O lucro do BCS cresceu em linha com as expectativas do mercado financeiro, num período em que a maioria das instituições bancárias têm vindo a reportar resultados nunca antes alcançados. AOA 25,13 mil milhões, equivalente a US$ 27,54 milhões, foi o resultado alcançado pela equipa do banqueiro Rafael Kapose, reportando um avanço de 11,22% (AOA 2,53 mM/US$ 2,79 milhões) contra os anterior AOA 22,59 mil milhões (US$ 24,75 milhões) registado em 2024.
Relativamente ao activo, este também registou crescimento, com uma subida de 42,14%, fixando-se em AOA 566,15 mil milhões (US$ 620,57 milhões), face aos AOA 398,32 mil milhões (US$ 436,37 milhões) do igual período do ano anterior.
Em 2024, por exemplo, o activo total do banco teve um crescimento de 43%, os recursos de clientes tiveram um aumento de 15,70% e o produto bancário apresentou uma evolução de 148%, indicadores reveladores da capacidade de financiamento, a robustez e a diversidade da oferta no mercado.
Em linha com o crescimento histórico do lucro, este ano o banco com sede no Complexo Garden Towers também reportou um avanço de 38,63% na principal linha de negócio, os investimentos em títulos e valores mobiliários, que atingiram os AOA 263,85 mil milhões (US$ 289,22 milhões), muito acima dos AOA 190,33 mil milhões (US$ 208,51 milhões) registados em 2024. Estes investimentos tiveram um peso de 46,60% sobre o total do activo.

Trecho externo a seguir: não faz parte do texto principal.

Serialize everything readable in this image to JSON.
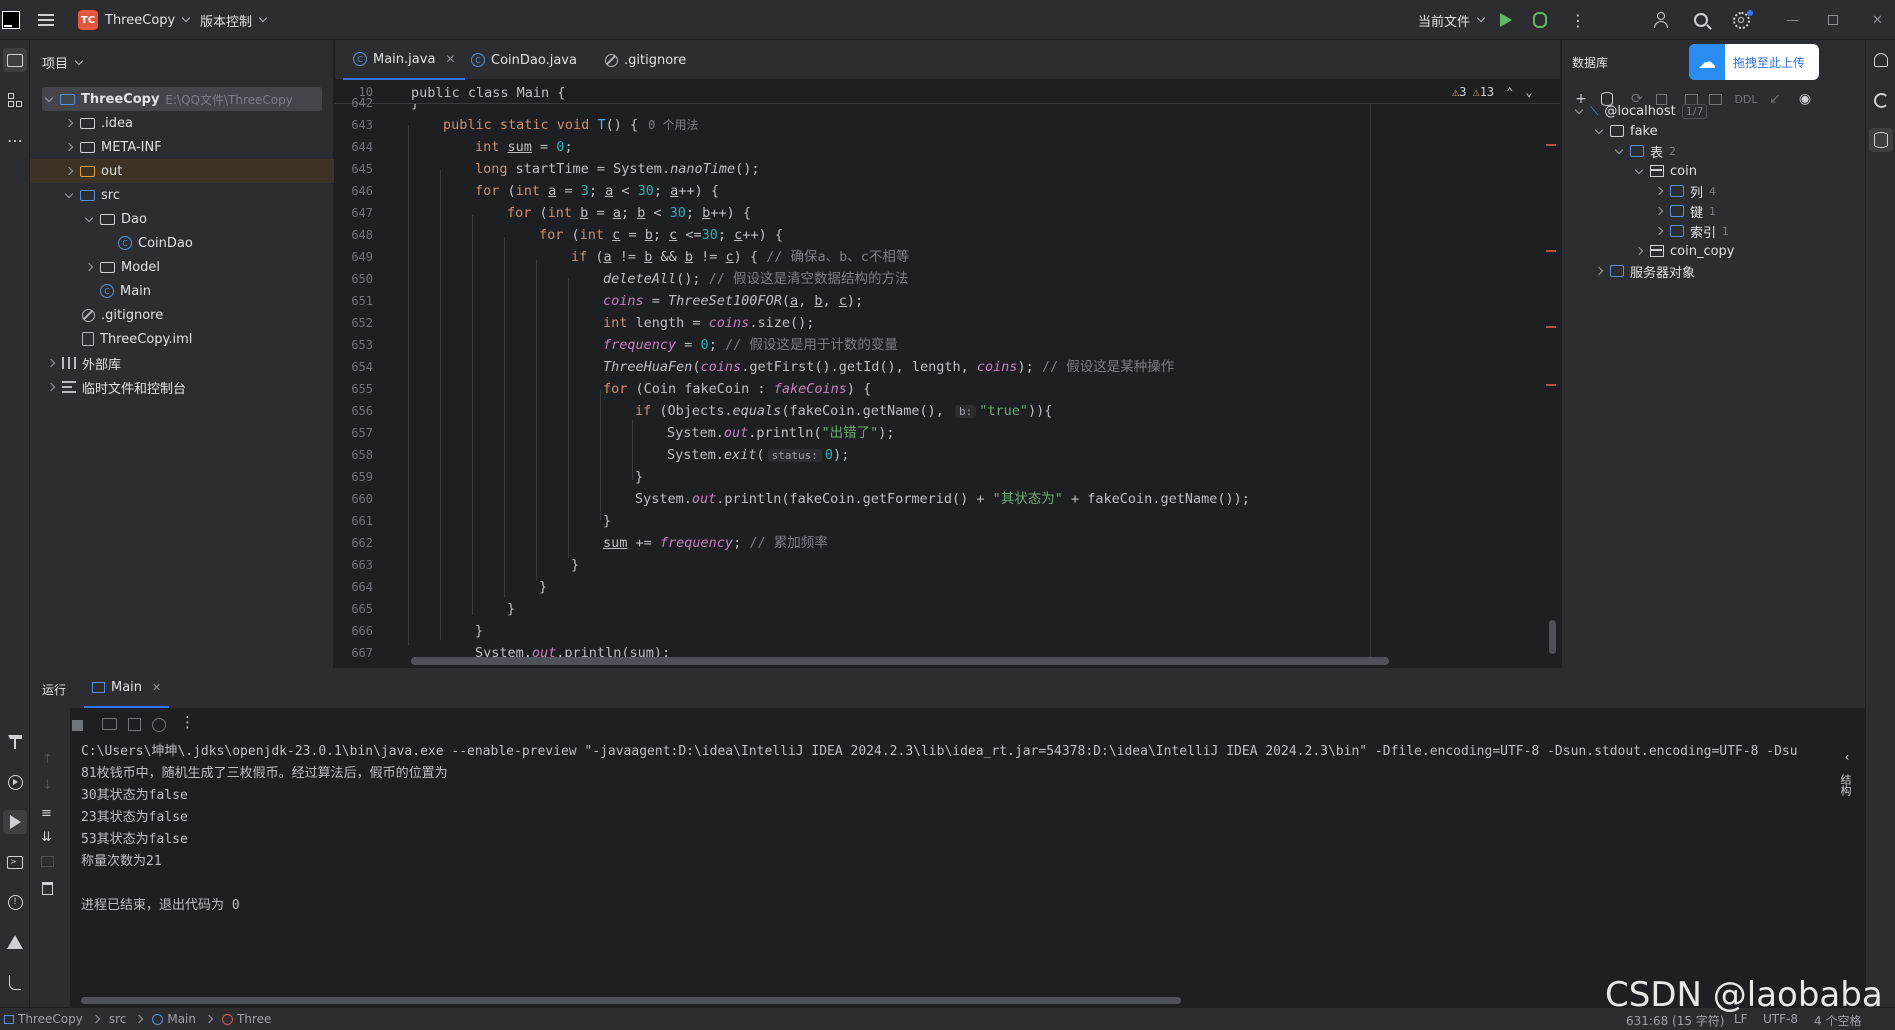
{
  "titlebar": {
    "project_badge": "TC",
    "project_name": "ThreeCopy",
    "vcs_label": "版本控制",
    "run_config": "当前文件"
  },
  "project_panel": {
    "title": "项目",
    "root": {
      "name": "ThreeCopy",
      "path": "E:\\QQ文件\\ThreeCopy"
    },
    "items": [
      {
        "label": ".idea"
      },
      {
        "label": "META-INF"
      },
      {
        "label": "out"
      },
      {
        "label": "src"
      },
      {
        "label": "Dao"
      },
      {
        "label": "CoinDao"
      },
      {
        "label": "Model"
      },
      {
        "label": "Main"
      },
      {
        "label": ".gitignore"
      },
      {
        "label": "ThreeCopy.iml"
      },
      {
        "label": "外部库"
      },
      {
        "label": "临时文件和控制台"
      }
    ]
  },
  "editor": {
    "tabs": [
      {
        "label": "Main.java"
      },
      {
        "label": "CoinDao.java"
      },
      {
        "label": ".gitignore"
      }
    ],
    "sticky_line_no": "10",
    "sticky_code": "public class Main {",
    "warnings": "3",
    "weak_warnings": "13",
    "line_numbers": [
      "642",
      "643",
      "644",
      "645",
      "646",
      "647",
      "648",
      "649",
      "650",
      "651",
      "652",
      "653",
      "654",
      "655",
      "656",
      "657",
      "658",
      "659",
      "660",
      "661",
      "662",
      "663",
      "664",
      "665",
      "666",
      "667"
    ],
    "usage_hint": "0 个用法",
    "comments": {
      "c649": "// 确保a、b、c不相等",
      "c650": "// 假设这是清空数据结构的方法",
      "c653": "// 假设这是用于计数的变量",
      "c654": "// 假设这是某种操作",
      "c662": "// 累加频率"
    },
    "strings": {
      "s656": "\"true\"",
      "s657": "\"出错了\"",
      "s660": "\"其状态为\""
    },
    "param_hints": {
      "b": "b:",
      "status": "status:"
    }
  },
  "db_panel": {
    "title": "数据库",
    "upload_button": "拖拽至此上传",
    "tool_ddl": "DDL",
    "tree": [
      {
        "label": "@localhost",
        "count": "1/7"
      },
      {
        "label": "fake"
      },
      {
        "label": "表",
        "count": "2"
      },
      {
        "label": "coin"
      },
      {
        "label": "列",
        "count": "4"
      },
      {
        "label": "键",
        "count": "1"
      },
      {
        "label": "索引",
        "count": "1"
      },
      {
        "label": "coin_copy"
      },
      {
        "label": "服务器对象"
      }
    ]
  },
  "run_panel": {
    "title": "运行",
    "tab": "Main",
    "side_label": "结构",
    "output": [
      "C:\\Users\\坤坤\\.jdks\\openjdk-23.0.1\\bin\\java.exe --enable-preview \"-javaagent:D:\\idea\\IntelliJ IDEA 2024.2.3\\lib\\idea_rt.jar=54378:D:\\idea\\IntelliJ IDEA 2024.2.3\\bin\" -Dfile.encoding=UTF-8 -Dsun.stdout.encoding=UTF-8 -Dsu",
      "81枚钱币中，随机生成了三枚假币。经过算法后，假币的位置为",
      "30其状态为false",
      "23其状态为false",
      "53其状态为false",
      "称量次数为21",
      "",
      "进程已结束，退出代码为 0"
    ]
  },
  "statusbar": {
    "crumbs": [
      "ThreeCopy",
      "src",
      "Main",
      "Three"
    ],
    "position": "631:68 (15 字符)",
    "line_sep": "LF",
    "encoding": "UTF-8",
    "indent": "4 个空格"
  },
  "watermark": "CSDN @laobaba"
}
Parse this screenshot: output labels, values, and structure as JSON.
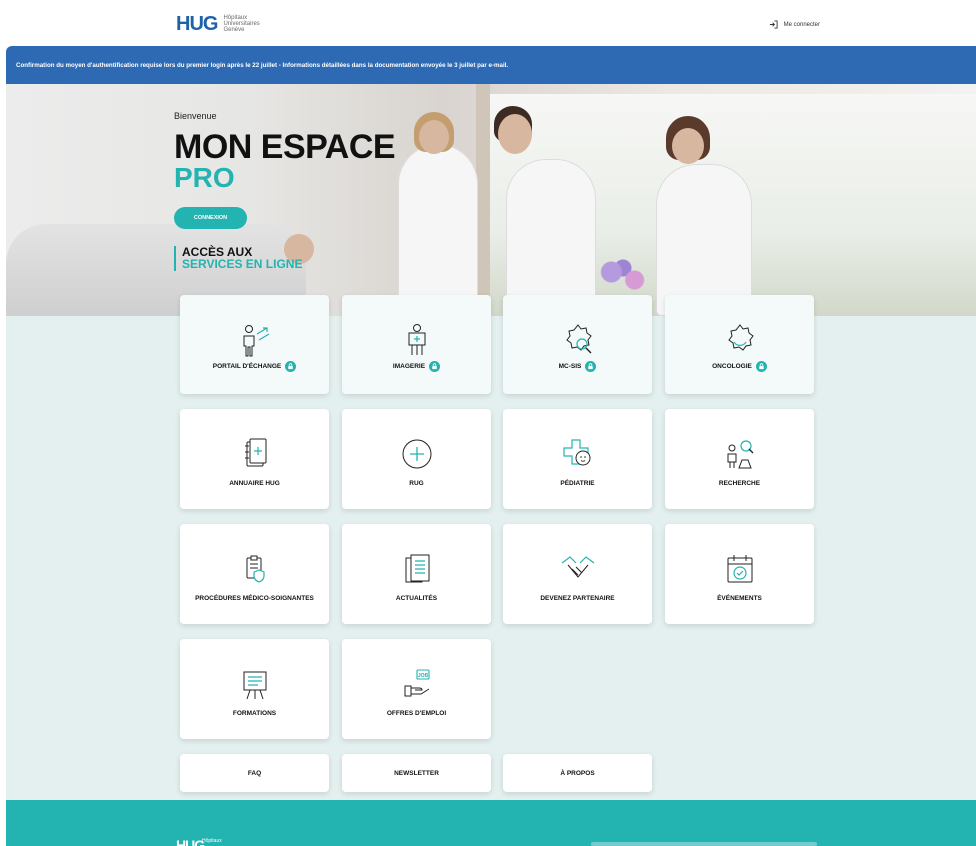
{
  "header": {
    "logo_mark": "HUG",
    "logo_lines": [
      "Hôpitaux",
      "Universitaires",
      "Genève"
    ],
    "login_label": "Me connecter"
  },
  "banner": {
    "text": "Confirmation du moyen d'authentification requise lors du premier login après le 22 juillet - Informations détaillées dans la documentation envoyée le 3 juillet par e-mail."
  },
  "hero": {
    "welcome": "Bienvenue",
    "title_line1": "MON ESPACE",
    "title_line2": "PRO",
    "cta_label": "CONNEXION",
    "access_line1": "ACCÈS AUX",
    "access_line2": "SERVICES EN LIGNE"
  },
  "tiles": [
    {
      "label": "PORTAIL D'ÉCHANGE",
      "icon": "doctor-exchange-icon",
      "locked": true
    },
    {
      "label": "IMAGERIE",
      "icon": "imaging-icon",
      "locked": true
    },
    {
      "label": "MC-SIS",
      "icon": "gear-search-icon",
      "locked": true
    },
    {
      "label": "ONCOLOGIE",
      "icon": "cell-icon",
      "locked": true
    },
    {
      "label": "ANNUAIRE HUG",
      "icon": "directory-icon",
      "locked": false
    },
    {
      "label": "RUG",
      "icon": "plus-circle-icon",
      "locked": false
    },
    {
      "label": "PÉDIATRIE",
      "icon": "baby-cross-icon",
      "locked": false
    },
    {
      "label": "RECHERCHE",
      "icon": "research-icon",
      "locked": false
    },
    {
      "label": "PROCÉDURES MÉDICO-SOIGNANTES",
      "icon": "clipboard-shield-icon",
      "locked": false
    },
    {
      "label": "ACTUALITÉS",
      "icon": "news-icon",
      "locked": false
    },
    {
      "label": "DEVENEZ PARTENAIRE",
      "icon": "handshake-icon",
      "locked": false
    },
    {
      "label": "ÉVÉNEMENTS",
      "icon": "calendar-check-icon",
      "locked": false
    },
    {
      "label": "FORMATIONS",
      "icon": "presentation-board-icon",
      "locked": false
    },
    {
      "label": "OFFRES D'EMPLOI",
      "icon": "job-offer-icon",
      "locked": false
    }
  ],
  "small_links": [
    "FAQ",
    "NEWSLETTER",
    "À PROPOS"
  ],
  "footer": {
    "logo_mark": "HUG",
    "logo_text": "Hôpitaux"
  },
  "colors": {
    "accent": "#23b3b0",
    "banner": "#2e6ab3",
    "grid_background": "#e3f0ef"
  }
}
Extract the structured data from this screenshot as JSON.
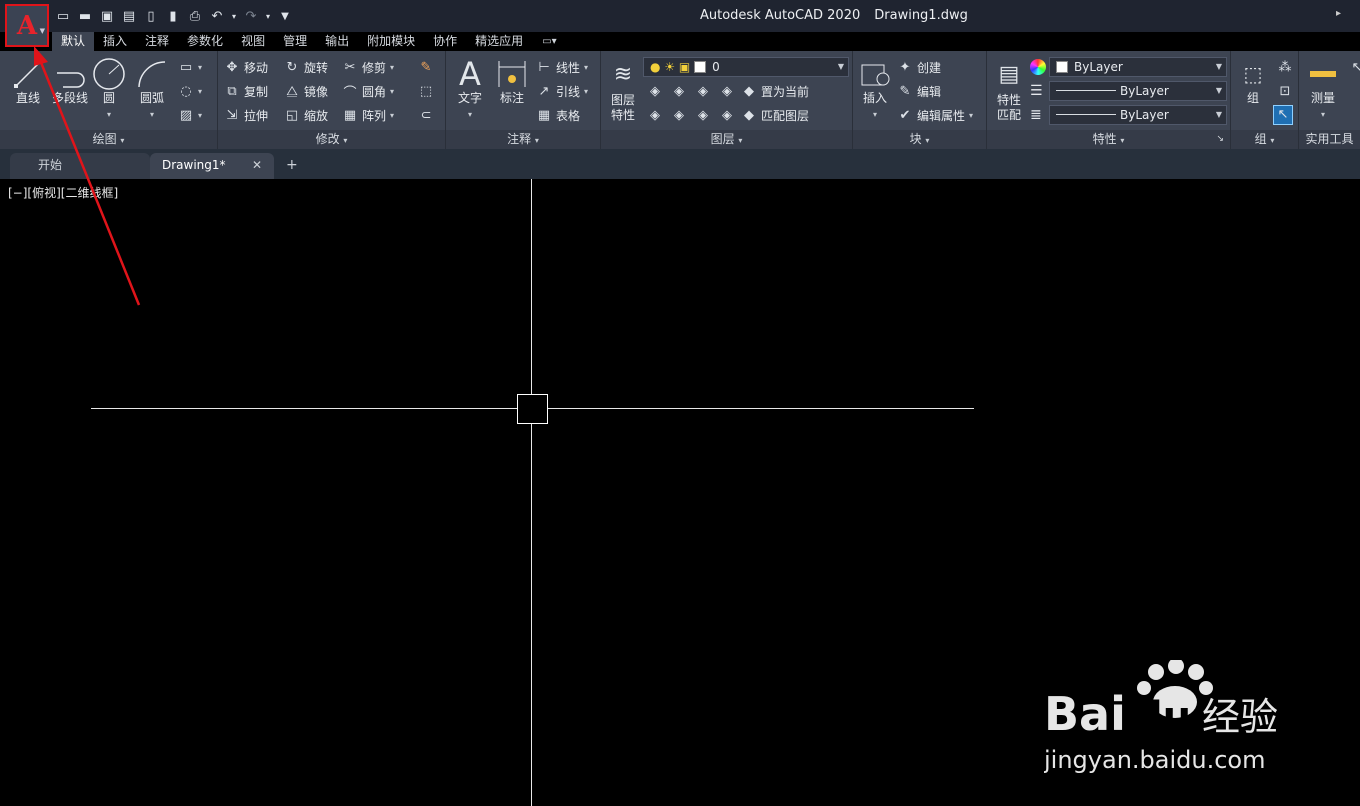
{
  "app": {
    "title": "Autodesk AutoCAD 2020",
    "document": "Drawing1.dwg",
    "app_button_letter": "A",
    "accent_color": "#e0141a"
  },
  "ribbon_tabs": [
    "默认",
    "插入",
    "注释",
    "参数化",
    "视图",
    "管理",
    "输出",
    "附加模块",
    "协作",
    "精选应用"
  ],
  "ribbon": {
    "draw": {
      "title": "绘图",
      "line": "直线",
      "polyline": "多段线",
      "circle": "圆",
      "arc": "圆弧"
    },
    "modify": {
      "title": "修改",
      "move": "移动",
      "rotate": "旋转",
      "trim": "修剪",
      "copy": "复制",
      "mirror": "镜像",
      "fillet": "圆角",
      "stretch": "拉伸",
      "scale": "缩放",
      "array": "阵列"
    },
    "annotation": {
      "title": "注释",
      "text": "文字",
      "dimension": "标注",
      "linear": "线性",
      "leader": "引线",
      "table": "表格"
    },
    "layers": {
      "title": "图层",
      "layer_properties_line1": "图层",
      "layer_properties_line2": "特性",
      "current_layer": "0",
      "set_current": "置为当前",
      "match_layer": "匹配图层"
    },
    "block": {
      "title": "块",
      "insert": "插入",
      "create": "创建",
      "edit": "编辑",
      "edit_attributes": "编辑属性"
    },
    "properties": {
      "title": "特性",
      "match_line1": "特性",
      "match_line2": "匹配",
      "color": "ByLayer",
      "linetype": "ByLayer",
      "lineweight": "ByLayer"
    },
    "groups": {
      "title": "组",
      "group": "组"
    },
    "utilities": {
      "title": "实用工具",
      "measure": "测量"
    }
  },
  "doc_tabs": {
    "start": "开始",
    "drawing": "Drawing1*",
    "new": "+"
  },
  "viewport": {
    "label": "[−][俯视][二维线框]"
  },
  "watermark": {
    "brand": "Baidu 经验",
    "url": "jingyan.baidu.com"
  }
}
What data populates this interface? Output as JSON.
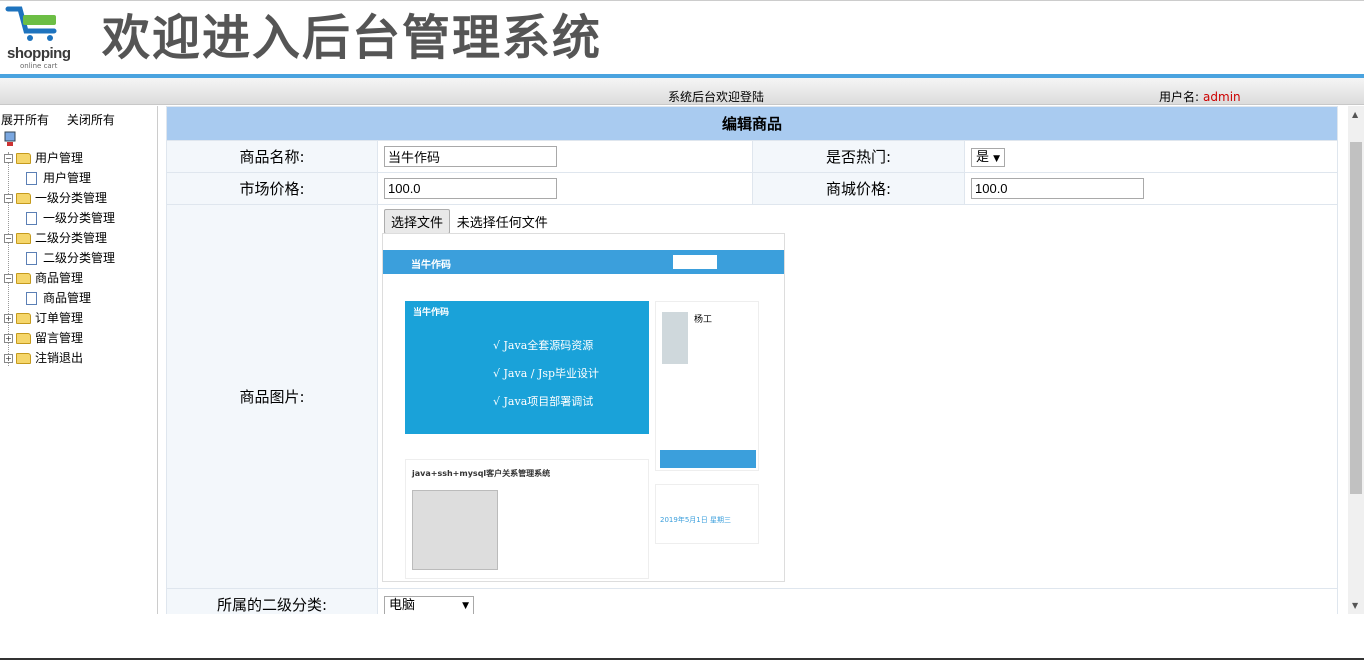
{
  "header": {
    "logo_text": "shopping",
    "logo_subtext": "online cart",
    "title": "欢迎进入后台管理系统"
  },
  "status": {
    "welcome": "系统后台欢迎登陆",
    "user_label": "用户名:",
    "username": "admin"
  },
  "sidebar": {
    "expand_all": "展开所有",
    "collapse_all": "关闭所有",
    "groups": [
      {
        "label": "用户管理",
        "child": "用户管理"
      },
      {
        "label": "一级分类管理",
        "child": "一级分类管理"
      },
      {
        "label": "二级分类管理",
        "child": "二级分类管理"
      },
      {
        "label": "商品管理",
        "child": "商品管理"
      },
      {
        "label": "订单管理"
      },
      {
        "label": "留言管理"
      },
      {
        "label": "注销退出"
      }
    ]
  },
  "form": {
    "heading": "编辑商品",
    "name_label": "商品名称:",
    "name_value": "当牛作码",
    "hot_label": "是否热门:",
    "hot_value": "是",
    "market_price_label": "市场价格:",
    "market_price_value": "100.0",
    "shop_price_label": "商城价格:",
    "shop_price_value": "100.0",
    "image_label": "商品图片:",
    "file_button": "选择文件",
    "file_status": "未选择任何文件",
    "category_label": "所属的二级分类:",
    "category_value": "电脑"
  },
  "preview": {
    "brand": "当牛作码",
    "banner_title": "当牛作码",
    "banner_lines": [
      "√ Java全套源码资源",
      "√ Java / Jsp毕业设计",
      "√ Java项目部署调试"
    ],
    "card_name": "杨工",
    "article_title": "java+ssh+mysql客户关系管理系统",
    "date_text": "2019年5月1日 星期三"
  }
}
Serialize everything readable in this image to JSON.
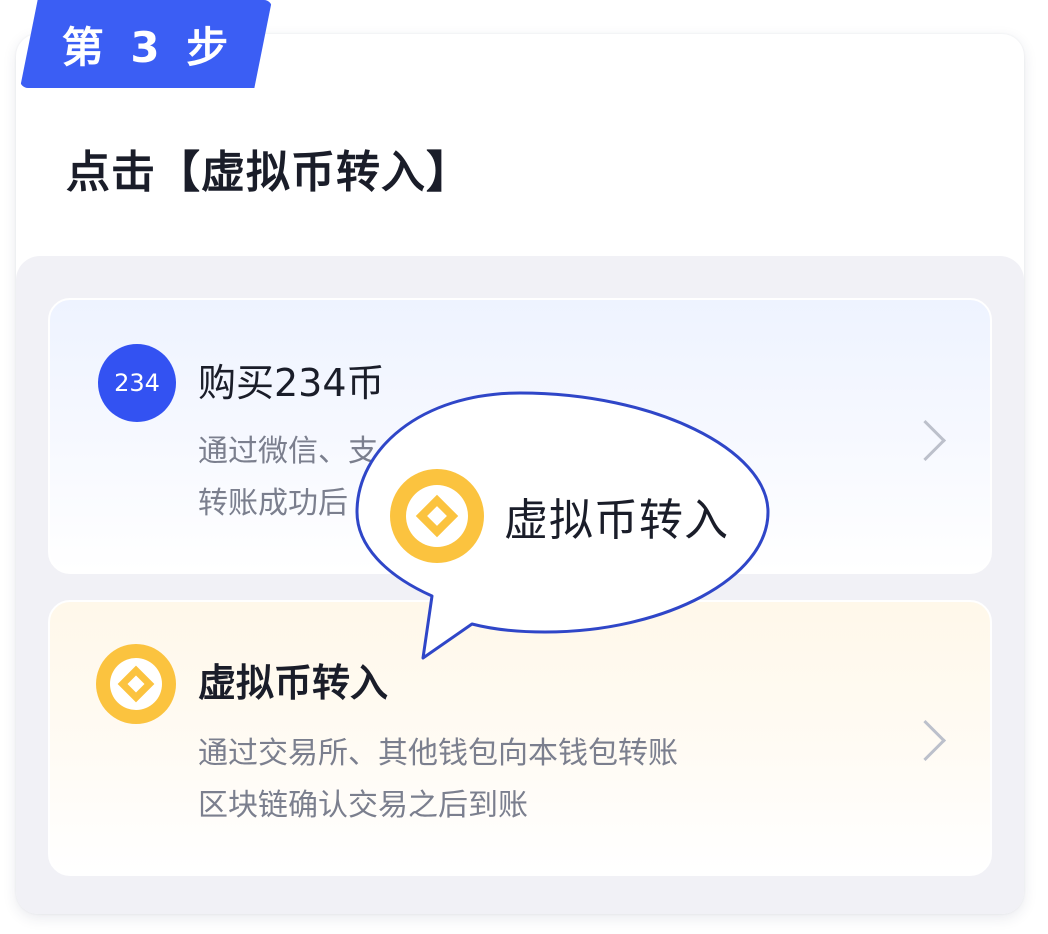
{
  "step": {
    "label": "第 3 步"
  },
  "title": "点击【虚拟币转入】",
  "options": [
    {
      "icon_text": "234",
      "icon": "coin-234-icon",
      "title": "购买234币",
      "desc_line1": "通过微信、支",
      "desc_line2": "转账成功后"
    },
    {
      "icon": "coin-diamond-icon",
      "title": "虚拟币转入",
      "desc_line1": "通过交易所、其他钱包向本钱包转账",
      "desc_line2": "区块链确认交易之后到账"
    }
  ],
  "callout": {
    "icon": "coin-diamond-icon",
    "label": "虚拟币转入"
  },
  "colors": {
    "accent": "#3b5ef4",
    "coin": "#fbc33f",
    "callout_border": "#2f46c8",
    "title": "#1a1d29",
    "desc": "#7b7f8e"
  }
}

Outra linha de negócio que impactou ligeiramente o activo foi o crédito a clientes, que cresceu 3,67% para AOA 88,89 mil milhões (US$ 97,45 milhões). No exercício económico de 2024, de acordo com o seu Relatório e Contas, o crédito teve um peso de 15,70% na estrutura do activo, tendo sido calculado em AOA 85,75 mil milhões (US$ 93,94 milhões).
Quanto ao passivo, o BCS expandiu 50,39% para AOA 487,97 mil milhões (US$ 534,89 milhões), superando os AOA 324,47 mil milhões (US$ 355,46 milhões) contabilizados no período anterior.
A dívida a terceiros foi fortemente impactada pelos recursos de clientes e outros empréstimos, que subiram 51,82% para AOA 378,35 mil milhões (US$ 414,72 milhões), uma alta de 77,53% do passivo total.
Ao fechar 2025, os accionistas decidiram realizar um ligeiro aumento nos fundos próprios, que saiu de AOA 51,26 mil milhões (US$ 56,15 milhões) para AOA 53,05 mil milhões (US$ 58,15 milhões) no fecho do exercício económico de 2025, um aumento de 3,49%.